Detecting gpu capabilities.

Hi,

I know that I can get a lot of information about what my GPU can do (for eg. max texture size) but I cannot find information about shader units in specification.

How to obtain information “is such shader unit present in gpu”?
By that I mean: is geometry shader unit present (and in future, are hull, domain shader units present)?

I assume that from OGL 3.0 all gpu’s that support it need’s to have vertex and fragment units.

Thanks for help :slight_smile:

u can do it with get extension list or getting OpenGL version for example OGL 3.2 supports geomtry shaders.

Geometry shaders:
http://www.opengl.org/wiki/Geometry_Shaders

getting shader model:
http://www.opengl.org/wiki/Detecting_the_Shader_Model

getting current binded shader:


GLuint cur_prog
glGetIntegerv(GL_CURRENT_PROGRAM,&cur_prog);

getting OGL version:


float ver;
char* ver_str = (char*)glGetString(GL_VERSION);
sscanf(vers_str, "%f ",&ver);

or u can use GL_MAJOR_VERSION and GL_MINJOR_VERSION with glGet ( i think only OGL 3.x support it)

Ok but this is not the answer I am looking for.
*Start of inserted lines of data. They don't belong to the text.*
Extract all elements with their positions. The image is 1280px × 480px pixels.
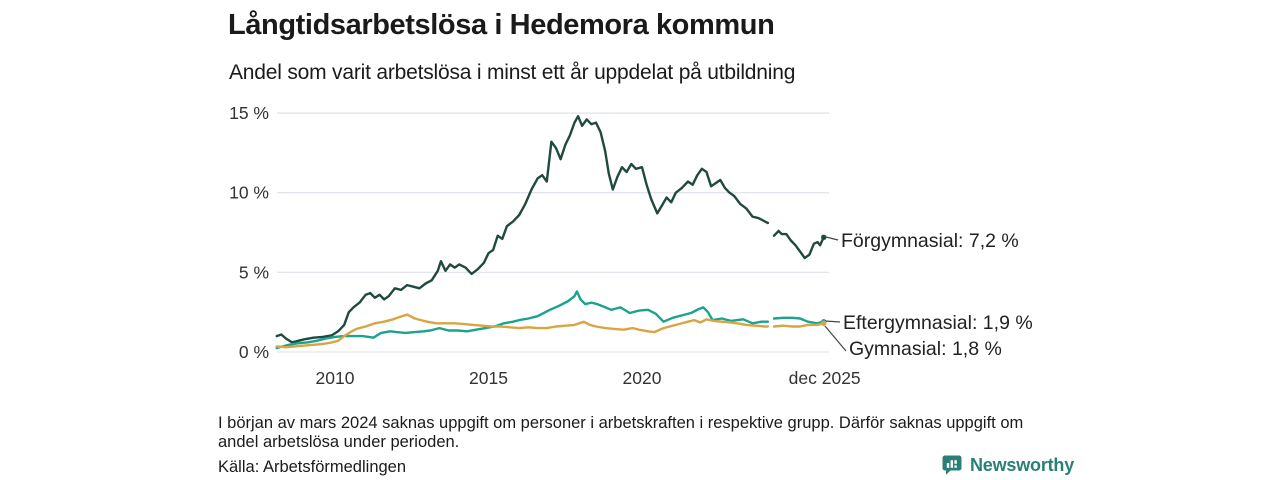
chart-subtitle: Andel som varit arbetslösa i minst ett å… <box>229 61 796 84</box>
label-leader <box>824 320 841 323</box>
series-line-gymnasial <box>772 322 825 328</box>
label-leader <box>825 236 839 241</box>
series-end-label-eftergymnasial: Eftergymnasial: 1,9 % <box>843 312 1033 334</box>
x-tick-label: 2015 <box>469 368 508 388</box>
newsworthy-logo-icon <box>942 455 962 475</box>
y-tick-label: 0 % <box>239 342 269 362</box>
y-tick-label: 15 % <box>229 103 269 123</box>
series-line-eftergymnasial <box>275 290 770 350</box>
brand-name: Newsworthy <box>970 454 1075 475</box>
source-label: Källa: Arbetsförmedlingen <box>218 458 407 476</box>
series-line-eftergymnasial <box>772 316 825 325</box>
footnote: I början av mars 2024 saknas uppgift om … <box>218 414 1023 452</box>
series-line-förgymnasial <box>275 114 770 344</box>
series-end-label-förgymnasial: Förgymnasial: 7,2 % <box>841 230 1019 252</box>
x-tick-label: 2020 <box>623 368 662 388</box>
series-end-dot-gymnasial <box>821 320 827 327</box>
series-end-dot-förgymnasial <box>821 234 827 241</box>
footnote-line-2: andel arbetslösa under perioden. <box>218 433 460 451</box>
x-tick-label: dec 2025 <box>789 368 861 388</box>
series-line-gymnasial <box>275 313 770 349</box>
x-tick-label: 2010 <box>316 368 355 388</box>
y-tick-label: 5 % <box>239 262 269 282</box>
series-end-label-gymnasial: Gymnasial: 1,8 % <box>849 338 1002 360</box>
series-line-förgymnasial <box>772 229 825 260</box>
label-leader <box>824 325 847 352</box>
footnote-line-1: I början av mars 2024 saknas uppgift om … <box>218 414 1024 432</box>
y-tick-label: 10 % <box>229 183 269 203</box>
brand: Newsworthy <box>941 454 1074 476</box>
page-title: Långtidsarbetslösa i Hedemora kommun <box>228 9 775 41</box>
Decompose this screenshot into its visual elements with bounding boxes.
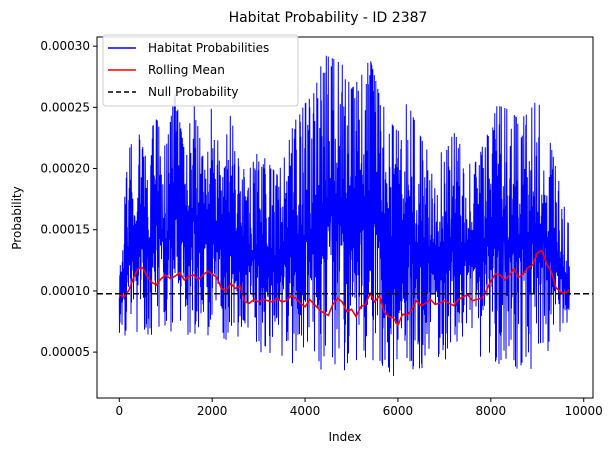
x-tick-label: 10000: [565, 404, 603, 418]
y-tick-label: 0.00025: [40, 100, 90, 114]
plot-frame: [96, 36, 594, 399]
x-tick-label: 6000: [383, 404, 414, 418]
y-axis-label: Probability: [10, 186, 24, 249]
chart-title: Habitat Probability - ID 2387: [229, 10, 428, 26]
habitat-probabilities-line: [118, 55, 570, 377]
legend-label-null-probability: Null Probability: [148, 85, 239, 99]
x-tick-label: 0: [115, 404, 123, 418]
legend-frame: [102, 34, 299, 107]
habitat-probabilities-series: [118, 55, 570, 377]
x-axis-label: Index: [328, 430, 361, 444]
y-tick-label: 0.00015: [40, 223, 90, 237]
legend: Habitat Probabilities Rolling Mean Null …: [102, 34, 299, 107]
rolling-mean-line: [118, 249, 571, 327]
y-tick-label: 0.00030: [40, 39, 90, 53]
x-tick-label: 2000: [197, 404, 228, 418]
legend-label-rolling-mean: Rolling Mean: [148, 63, 225, 77]
y-tick-label: 0.00010: [40, 284, 90, 298]
y-axis: 0.00005 0.00010 0.00015 0.00020 0.00025 0.000…: [40, 39, 97, 359]
legend-label-habitat-probabilities: Habitat Probabilities: [148, 41, 269, 55]
plot-area: [96, 36, 594, 399]
x-tick-label: 8000: [476, 404, 507, 418]
y-tick-label: 0.00005: [40, 345, 90, 359]
x-tick-label: 4000: [290, 404, 321, 418]
x-axis: 0 2000 4000 6000 8000 10000: [115, 398, 603, 418]
rolling-mean-series: [118, 249, 571, 327]
y-tick-label: 0.00020: [40, 162, 90, 176]
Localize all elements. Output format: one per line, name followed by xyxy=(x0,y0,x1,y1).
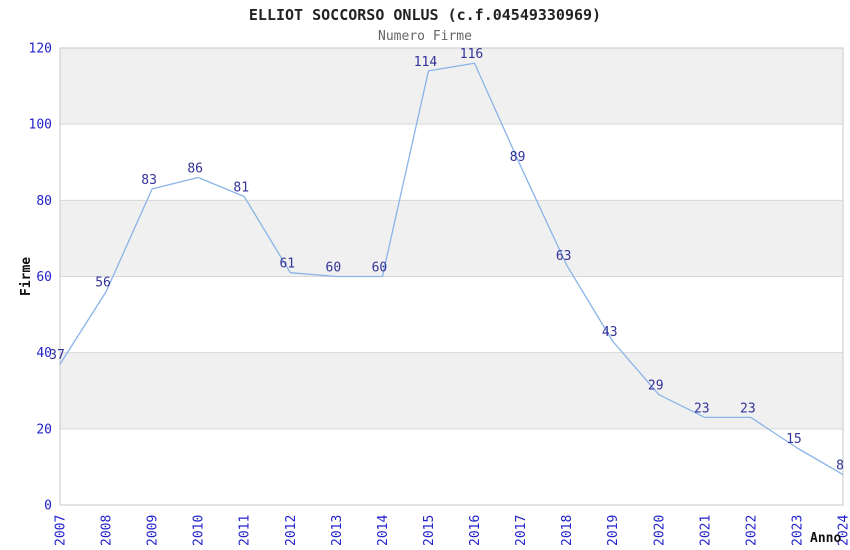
data-point-label: 56 xyxy=(95,276,111,291)
plot-border xyxy=(59,47,844,506)
data-point-label: 15 xyxy=(786,432,802,447)
chart-subtitle: Numero Firme xyxy=(378,29,472,44)
plot-area: 0 20 40 60 80 100 120 2007 2008 2009 2010 2011 2012 2… xyxy=(29,42,850,547)
chart-title: ELLIOT SOCCORSO ONLUS (c.f.04549330969) xyxy=(249,6,601,24)
x-tick-label: 2016 xyxy=(468,515,483,546)
x-tick-label: 2010 xyxy=(192,515,207,546)
data-point-label: 23 xyxy=(740,401,756,416)
data-point-label: 43 xyxy=(602,325,618,340)
x-tick-label: 2011 xyxy=(238,515,253,546)
y-tick-label: 100 xyxy=(29,118,52,133)
x-tick-label: 2019 xyxy=(606,515,621,546)
y-tick-label: 80 xyxy=(36,194,52,209)
y-tick-label: 20 xyxy=(36,422,52,437)
y-tick-label: 0 xyxy=(44,499,52,514)
data-point-label: 60 xyxy=(372,261,388,276)
x-tick-label: 2018 xyxy=(560,515,575,546)
data-point-label: 116 xyxy=(460,47,483,62)
x-tick-label: 2021 xyxy=(698,515,713,546)
data-point-label: 61 xyxy=(279,257,295,272)
x-tick-label: 2012 xyxy=(284,515,299,546)
x-tick-label: 2023 xyxy=(790,515,805,546)
x-tick-label: 2013 xyxy=(330,515,345,546)
data-point-label: 83 xyxy=(141,173,157,188)
data-point-label: 81 xyxy=(233,181,249,196)
data-point-label: 63 xyxy=(556,249,572,264)
data-line xyxy=(59,62,844,476)
data-point-label: 89 xyxy=(510,150,526,165)
data-point-label: 114 xyxy=(414,55,438,70)
data-point-label: 86 xyxy=(187,161,203,176)
band xyxy=(60,200,843,277)
y-tick-label: 40 xyxy=(36,346,52,361)
data-point-label: 60 xyxy=(326,261,342,276)
data-point-label: 37 xyxy=(49,348,65,363)
band xyxy=(60,352,843,429)
x-tick-label: 2014 xyxy=(376,515,391,546)
data-point-label: 23 xyxy=(694,401,710,416)
band xyxy=(60,48,843,125)
x-tick-label: 2022 xyxy=(744,515,759,546)
y-tick-label: 120 xyxy=(29,42,52,57)
data-point-label: 29 xyxy=(648,379,664,394)
x-tick-label: 2007 xyxy=(54,515,69,546)
x-tick-label: 2024 xyxy=(837,515,850,546)
x-tick-label: 2015 xyxy=(422,515,437,546)
x-axis-title: Anno xyxy=(810,531,841,546)
x-tick-label: 2017 xyxy=(514,515,529,546)
data-point-label: 8 xyxy=(836,459,844,474)
x-tick-label: 2008 xyxy=(100,515,115,546)
x-tick-label: 2020 xyxy=(652,515,667,546)
y-axis-title: Firme xyxy=(19,257,34,296)
y-tick-label: 60 xyxy=(36,270,52,285)
x-tick-label: 2009 xyxy=(146,515,161,546)
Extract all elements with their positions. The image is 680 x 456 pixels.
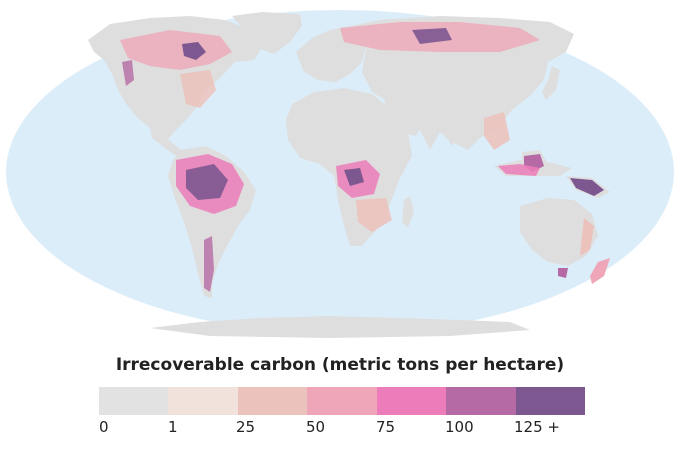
legend-tick-label: 50	[306, 418, 326, 436]
legend-swatch	[376, 387, 447, 415]
legend-tick-label: 25	[236, 418, 256, 436]
legend-swatch	[237, 387, 308, 415]
madagascar	[402, 196, 414, 228]
world-map	[6, 10, 674, 338]
legend-color-bar	[99, 387, 585, 415]
central-america	[150, 128, 184, 158]
legend-tick-label: 0	[99, 418, 109, 436]
legend-swatch	[446, 387, 516, 415]
australia	[520, 198, 598, 266]
hotspot-us-east	[180, 70, 216, 108]
hotspot-new-guinea	[570, 178, 604, 196]
legend-title: Irrecoverable carbon (metric tons per he…	[115, 355, 565, 375]
legend-swatch	[515, 387, 585, 415]
hotspot-tasmania	[558, 268, 568, 278]
hotspot-indonesia	[498, 164, 540, 176]
legend-tick-label: 100	[445, 418, 474, 436]
greenland	[232, 12, 302, 54]
hotspot-canada	[120, 30, 232, 70]
india	[436, 110, 462, 146]
japan	[542, 66, 560, 100]
hotspot-congo-core	[344, 168, 364, 186]
legend-swatch	[307, 387, 377, 415]
antarctica	[150, 316, 530, 338]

This all are workarounds, and I’m interested in direct testing of presence of some programmable stages in gpu pipeline.

Are there some states that describes it like for e.g.:
glGetIntegerv(GL_MAX_TEXTURE_SIZE,(GLint*)&support.maxTextureSize);
Or do I really need to check it by extensions presence ;/ ?

see this:
http://www.opengl.org/documentation/specs/man_pages/hardcopy/GL/html/gl/get.html

GL_MAX_TEXTURE_SIZE exists from beginning, but what about GL_MAX_TEXTURE_UNIT?

This token comes from extension: GL_EXT_multitexture

So before you even ask for GL_MAX_TEXTURE_UNIT with glGetInteger, you need to check if that extension is present. Otherwise the river may not understand the question and pop an error.

Of course you can interpret an error as “unsupported”, but wait! Isn’t THAT a workaround? :slight_smile:

So let me put this straight: asking for extensions is not a workaround.
You may write some helper function like:
bool IsExtensionSupportec(const char * name);

Or you may use libraries like GLEW or GLEE. GLEW provides such functions.